The “hammer” analogy used by Perplexity fails to hold water. While a hammer’s uses are inherently versatile, an AI model doesn’t simply utilize data; it replicates it, often with astonishing accuracy. The output isn’t a creative interpretation of source material; it’s a near-perfect reproduction, a digital clone. This isn’t building a house with a hammer; it’s producing counterfeit goods with a printing press. The analogy breaks down fundamentally: a hammer doesn’t inherently reproduce Mickey Mouse, but a LLM trained on copyrighted Disney materials may very well do so. Therefore, holding companies responsible for the actions of their tools is reasonable, especially when those tools are designed to reproduce copyrighted material.

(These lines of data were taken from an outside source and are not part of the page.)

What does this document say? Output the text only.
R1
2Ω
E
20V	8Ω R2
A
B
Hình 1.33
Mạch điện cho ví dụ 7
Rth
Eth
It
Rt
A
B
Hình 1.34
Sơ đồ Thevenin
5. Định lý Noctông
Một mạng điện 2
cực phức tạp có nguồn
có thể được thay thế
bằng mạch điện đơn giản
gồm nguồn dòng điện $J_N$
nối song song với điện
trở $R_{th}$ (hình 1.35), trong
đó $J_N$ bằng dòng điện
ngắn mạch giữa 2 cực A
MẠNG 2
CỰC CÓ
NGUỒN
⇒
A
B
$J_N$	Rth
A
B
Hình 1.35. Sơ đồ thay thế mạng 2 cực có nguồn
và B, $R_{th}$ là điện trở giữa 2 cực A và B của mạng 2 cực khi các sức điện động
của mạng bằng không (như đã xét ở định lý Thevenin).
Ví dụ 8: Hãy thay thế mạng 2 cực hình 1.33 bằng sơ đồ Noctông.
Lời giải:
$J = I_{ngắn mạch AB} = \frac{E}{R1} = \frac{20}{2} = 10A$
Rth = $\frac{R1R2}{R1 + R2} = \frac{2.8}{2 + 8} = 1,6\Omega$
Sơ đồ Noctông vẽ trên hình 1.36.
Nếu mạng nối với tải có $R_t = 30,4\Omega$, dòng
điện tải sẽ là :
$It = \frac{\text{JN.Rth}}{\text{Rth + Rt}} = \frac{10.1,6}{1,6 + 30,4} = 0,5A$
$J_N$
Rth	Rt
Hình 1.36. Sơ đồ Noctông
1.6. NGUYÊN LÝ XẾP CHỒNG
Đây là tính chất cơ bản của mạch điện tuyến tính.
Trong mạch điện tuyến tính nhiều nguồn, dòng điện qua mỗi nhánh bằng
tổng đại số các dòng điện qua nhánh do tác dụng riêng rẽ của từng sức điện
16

The argument that AI companies shouldn’t be responsible for the actions of their users is also weak. If a company creates a tool specifically designed to infringe on intellectual property, it bears a significant portion of responsibility. The notion that they should be absolved because they didn’t explicitly intend for their creations to steal is ludicrous. Creating a tool designed to facilitate theft, even without direct user intent, is itself culpable. The problem here is that the data used to create these tools is not properly sourced or obtained.
The precedent already exists for legal action against AI companies who use copyrighted material for training without authorization. Lawsuits are piling up, involving major players such as Disney and Meta, demonstrating the untenable nature of the AI industry’s current approach. The BBC’s action may set a vital precedent, paving the way for further challenges against less well-funded AI companies.
The transformative use doctrine, successfully employed by Google Books, might be invoked, arguing that the overall model constitutes a new creative work. However, this defense crumbles if the AI outputs directly compete with existing copyrighted works—creating derivative works, in essence. The key lies in the purpose of the training data: if it’s used to generate outputs that compete in the marketplace with individual IP holders, it becomes clear copyright infringement.
The issue goes beyond financial compensation; it strikes at the core of creativity and innovation. The current practices of many AI companies not only undermine established artists and creators but also damage the incentive structure which encourages the creation of new intellectual property. This isn’t merely a technological hurdle to overcome; it’s a fundamental ethical and legal challenge. The current model of scraping the internet to create AI models needs to change, and lawsuits like the one against Perplexity are an important first step toward achieving that change. The future of AI hinges on finding a sustainable, legal, and ethical solution, and avoiding a future where AI-generated ransom videos become commonplace.